Tuesday, June 29, 2004

quitters never win

About a month before I went off of the pill to start trying to conceive, I started preparing for pregnancy. I quit smoking, weaned myself off of caffeine, drank less alcohol. I went to the gym everyday, ate more vegetables, started taking a pre-natal vitamin. I was certain that all of these things would help me conceive faster, would make for a healthier baby.

For six full cycles, I took care of myself, watched what I put into my body (for the most part), but the day that we found out about the azoospermia, I bought a pack of cigarettes and drank myself silly at a party that night. As I write, I'm sucking on a cancer stick and sipping a grande latte.

I know I have to get back on the TTC regime- start those pre-natals again, stop the cigarettes and the coffee. And I will. We meet with Dr. Hope in 4 weeks or so and I want to be clean, full of folic acid and calcium, non-addicted to my substances of choice.

I don't want to end up blaming myself for every failed IVF cycle. Worry that the glass of wine I had, or the double espresso, or god forbid, the cigarette, was the reason it didn't take. And I certainly don't want the lectures from the medical staff on how my bad habits not only affect me, not only affect my baby, but also affect my chances of getting pregnant in the first place.

And still, something tells me that its going to be a harder row to hoe this time around. This time around being trying to conceive with the help of Dr. Hope in an office as opposed to doing it the other way- in bed alone with my husband. If I thought trying to get pregnant the "natural" way was stressful, I know now that I was sorely mistaken. Now, we're adding the expense of time and travel and medical procedures to the mix. We're adding injectable hormones and mood swings and hot flashes. The two week window between ovulation and the inevitable arrival of my period used to be hell, but now? Every time my period shows up means one more trip back to the States, one more cycle of shots, one more extraction of sperm, one more egg retrieval, one more embryo transfer, one more two week wait.
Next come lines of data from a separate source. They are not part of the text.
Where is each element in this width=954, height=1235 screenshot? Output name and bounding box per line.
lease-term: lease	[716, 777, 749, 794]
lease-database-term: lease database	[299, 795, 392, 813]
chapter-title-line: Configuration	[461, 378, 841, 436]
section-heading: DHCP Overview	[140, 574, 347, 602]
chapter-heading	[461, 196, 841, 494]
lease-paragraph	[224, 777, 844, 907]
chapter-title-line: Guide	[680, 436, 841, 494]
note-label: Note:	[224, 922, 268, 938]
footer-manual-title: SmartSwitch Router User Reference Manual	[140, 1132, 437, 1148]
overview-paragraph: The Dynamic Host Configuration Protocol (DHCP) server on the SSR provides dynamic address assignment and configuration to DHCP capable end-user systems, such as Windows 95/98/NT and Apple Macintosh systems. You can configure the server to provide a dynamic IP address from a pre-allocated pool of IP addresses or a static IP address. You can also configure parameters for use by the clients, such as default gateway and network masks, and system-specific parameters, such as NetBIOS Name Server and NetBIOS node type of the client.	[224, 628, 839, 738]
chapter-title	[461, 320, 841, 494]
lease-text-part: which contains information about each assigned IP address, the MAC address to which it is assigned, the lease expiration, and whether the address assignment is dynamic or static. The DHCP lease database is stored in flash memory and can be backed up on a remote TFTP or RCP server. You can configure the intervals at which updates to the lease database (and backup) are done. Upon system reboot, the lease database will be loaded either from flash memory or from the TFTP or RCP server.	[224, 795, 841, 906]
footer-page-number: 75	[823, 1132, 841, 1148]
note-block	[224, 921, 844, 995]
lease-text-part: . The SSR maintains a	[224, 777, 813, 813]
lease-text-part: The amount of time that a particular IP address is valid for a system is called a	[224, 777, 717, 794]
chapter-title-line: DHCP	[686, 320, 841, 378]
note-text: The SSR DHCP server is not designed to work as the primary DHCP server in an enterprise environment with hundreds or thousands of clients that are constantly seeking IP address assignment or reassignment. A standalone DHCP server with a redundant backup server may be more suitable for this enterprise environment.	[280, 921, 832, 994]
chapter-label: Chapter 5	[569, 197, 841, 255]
Just thinking about it all makes me want a drink.

And I guess that's my point. My vices are just that, my vices, my way (albeit an unhealthy way) of dealing with stress. And when I gave them all up last November, it was easy because I really believed that in a month or two I would be with child. I believed that giving them up was a small sacrifice for a greater good. And that's still the case, I know. But I don't have the same naive faith that I will soon be pregnant. I know it could take months or even longer. I know that there is a chance that I won't get pregnant at all, that we'll have to look at other channels for having a baby: donor sperm, adoption.

So, while I know that I have to quit again, I'm not looking forward to it. Not in the same way that I was looking forward to it before- as a means to an end. I worry that at the end of it all, I'll have nothing to show for it- except maybe slightly healthlier lungs.